La scelta delle autorità monetarie mondiali di discostarsi dal vecchio target d’inflazione del 2% ci sembra un vero e proprio “cambio di regime delle banche centrali”, di cui abbiamo parlato sul nostro blog già in marzo. Vale la pena di riproporvi il grafico presentato allora.


Il grafico dell’FMI mostra come, nel periodo successivo alla nomina di Paul Volker alla Fed nel 1979 (linea arancione), le autorità monetarie mantennero i tassi d’interesse superiori al tasso d’inflazione (per reazione ai danni causati dalle spinte inflazionistiche degli anni Settanta).  L’effetto fu una costante flessione del tasso di inflazione. E non si parlava d’altro che di tassi “reali” elevati e di inflazione (target d’inflazione, Relazione sull’inflazione della Banca d’Inghilterra, banche centrali indipendenti).  È stato un trentennio (tutto sommato!) eccezionale per gli investimenti in titoli di Stato, i cui rendimenti calavano in risposta alla credibilità della lotta all’inflazione.  Al grafico dell’FMI ho  aggiunto un’altra linea (in blu), che illustra la strategia adottata dalle banche centrali dopo il caso Lehman Brothers e la crisi del credito, seguita dalla crisi del debito sovrano.  Tutta un’altra storia: rendimenti reali fortemente negativi e tassi d’interesse nominali prossimi allo zero in gran parte dei Paesi avanzati, ma un’inflazione superiore al 2%.  Si tratta di una politica voluta dalle banche centrali – i tassi reali negativi servono a rendere appetibile il prendere denaro in prestito per investiree stimulare, dunque, lacrescita (e avvantaggiando i consumatori indebitati), oltre che a incoraggiare una maggiore propensione al rischio (per aumentare i rendimenti, i detentori di titoli di Stato acquistano obbligazioni corporate, gli investitori investment grade passano all’high yield e così via).

I tassi reali negativi hanno anche un altro effetto, di cui parleremo meglio un’altra volta – la riduzione del debito per i governi prossimi al fallimento.  Ci sono pochi modi per ridurre il peso del debito: una crescita reale sostenuta (che non sembra ipotizzabile nel futuro immediato), l’austerità (dagli effetti non dimostrati e probabilmente anche controproducente, per quanto alcuni citino il Canada e la Svezia come esempi positivi in questo senso), il default (che si renderà necessario per alcune economie dell’Eurozona senza una svalutazione monetaria) e l’inflazione.  È forse quest’ultima la via percorribile e, come si capisce osservando la linea rossa del grafico, è il modo in cui le economie occidentali sono riuscite a ridurre i debiti bellici dopo la seconda guerra mondiale.
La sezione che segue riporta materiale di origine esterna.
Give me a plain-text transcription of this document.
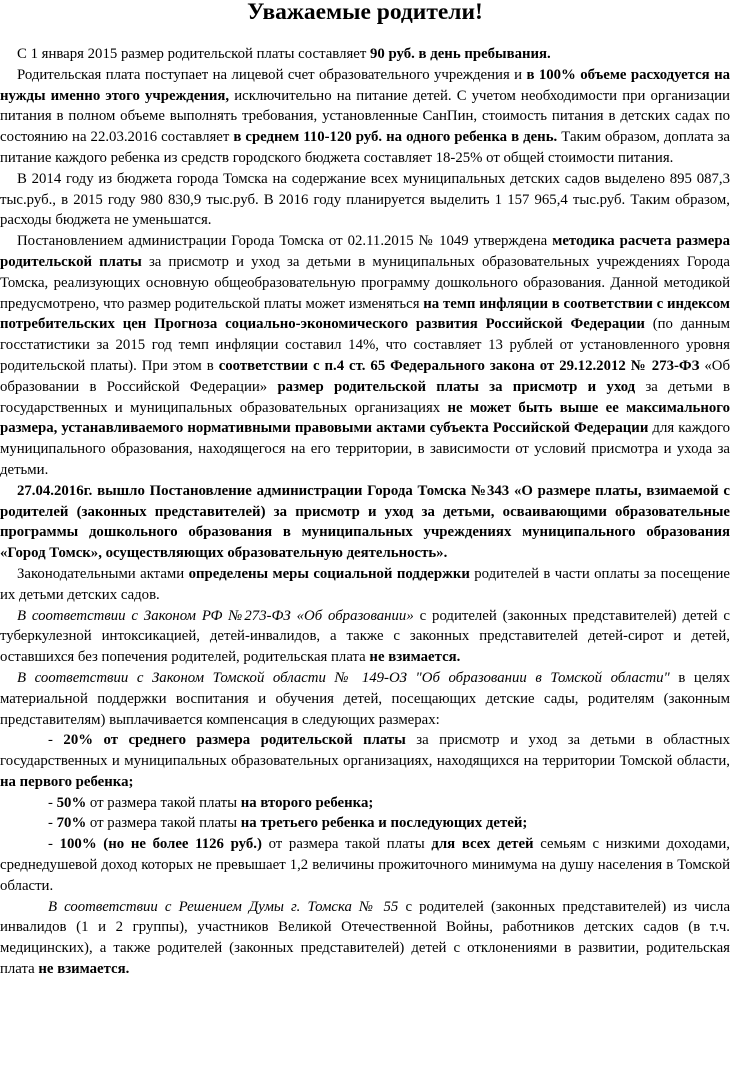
Уважаемые родители!

С 1 января 2015 размер родительской платы составляет 90 руб. в день пребывания.

Родительская плата поступает на лицевой счет образовательного учреждения и в 100% объеме расходуется на нужды именно этого учреждения, исключительно на питание детей. С учетом необходимости при организации питания в полном объеме выполнять требования, установленные СанПин, стоимость питания в детских садах по состоянию на 22.03.2016 составляет в среднем 110-120 руб. на одного ребенка в день. Таким образом, доплата за питание каждого ребенка из средств городского бюджета составляет 18-25% от общей стоимости питания.

В 2014 году из бюджета города Томска на содержание всех муниципальных детских садов выделено 895 087,3 тыс.руб., в 2015 году 980 830,9 тыс.руб. В 2016 году планируется выделить 1 157 965,4 тыс.руб. Таким образом, расходы бюджета не уменьшатся.

Постановлением администрации Города Томска от 02.11.2015 № 1049 утверждена методика расчета размера родительской платы за присмотр и уход за детьми в муниципальных образовательных учреждениях Города Томска, реализующих основную общеобразовательную программу дошкольного образования. Данной методикой предусмотрено, что размер родительской платы может изменяться на темп инфляции в соответствии с индексом потребительских цен Прогноза социально-экономического развития Российской Федерации (по данным госстатистики за 2015 год темп инфляции составил 14%, что составляет 13 рублей от установленного уровня родительской платы). При этом в соответствии с п.4 ст. 65 Федерального закона от 29.12.2012 № 273-ФЗ «Об образовании в Российской Федерации» размер родительской платы за присмотр и уход за детьми в государственных и муниципальных образовательных организациях не может быть выше ее максимального размера, устанавливаемого нормативными правовыми актами субъекта Российской Федерации для каждого муниципального образования, находящегося на его территории, в зависимости от условий присмотра и ухода за детьми.

27.04.2016г. вышло Постановление администрации Города Томска №343 «О размере платы, взимаемой с родителей (законных представителей) за присмотр и уход за детьми, осваивающими образовательные программы дошкольного образования в муниципальных учреждениях муниципального образования «Город Томск», осуществляющих образовательную деятельность».

Законодательными актами определены меры социальной поддержки родителей в части оплаты за посещение их детьми детских садов.

В соответствии с Законом РФ №273-ФЗ «Об образовании» с родителей (законных представителей) детей с туберкулезной интоксикацией, детей-инвалидов, а также с законных представителей детей-сирот и детей, оставшихся без попечения родителей, родительская плата не взимается.

В соответствии с Законом Томской области № 149-ОЗ "Об образовании в Томской области" в целях материальной поддержки воспитания и обучения детей, посещающих детские сады, родителям (законным представителям) выплачивается компенсация в следующих размерах:

- 20% от среднего размера родительской платы за присмотр и уход за детьми в областных государственных и муниципальных образовательных организациях, находящихся на территории Томской области, на первого ребенка;

- 50% от размера такой платы на второго ребенка;

- 70% от размера такой платы на третьего ребенка и последующих детей;

- 100% (но не более 1126 руб.) от размера такой платы для всех детей семьям с низкими доходами, среднедушевой доход которых не превышает 1,2 величины прожиточного минимума на душу населения в Томской области.

В соответствии с Решением Думы г. Томска № 55 с родителей (законных представителей) из числа инвалидов (1 и 2 группы), участников Великой Отечественной Войны, работников детских садов (в т.ч. медицинских), а также родителей (законных представителей) детей с отклонениями в развитии, родительская плата не взимается.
Non crediamo certo che i dirigenti delle banche centrali e i ministri delle finanze se ne stiano in qualche chalet sulle Alpi svizzere ad accarezzare un bel gatto bianco e a ghignare mentre tramano per generare altissimi livelli d’inflazione, ma questa sta diventando forse la (sola?) risposta pragmatica in un mondo ormai privo di altre risposte sul piano politico (non essendoci ulteriori margini di flessibilità fiscale).  L’ultima decisione della Fed di occuparsi dell’inflazione E, allo stesso tempo, della disoccupazione, ci sembra assai interessante. Quando ero uno studente di economia, l’idea di poter scegliere TRA inflazione e disoccupazione non godeva di molto credito.   Citerei – non vogliatemene – Wikipedia su questo concetto, noto come la Curva di Philips: “nel breve periodo è stato osservato un trade-off stabile tra inflazione e disoccupazione, che però non si manifesta nel lungo periodo”.  Pertanto, l’idea di poter scegliere entrambe è probabilmente ancora meno plausibile.

Insomma, che cosa significa la manovra della Fed?  Ascoltando la conferenza stampa di Bernanke di ieri sera sono stato colpito dal fatto che questo cambiamento di rotta della stessa Fed, passata dalla politica di “nessun aumento fino al 2015” a un’attenzione ai target numerici di inflazione e disoccupazione, possa effettivamente essere interpretato come un potenziale INASPRIMENTO della politica monetaria.  Dopotutto, siamo molto ottimisti sul settore immobiliare USA  come motore di crescita per il 2013 e il 2014, per cui, se tutto andrà per il meglio, la Fed potrebbe aumentare i tassi prima del 2015.

Per i vari motivi di cui sopra sono convinto che sia in atto un cambiamento di regime nelle banche centrali, ma credo valga la pena di elencare brevemente gli elementi a supporto della mia tesi.  Eccoli in sintesi.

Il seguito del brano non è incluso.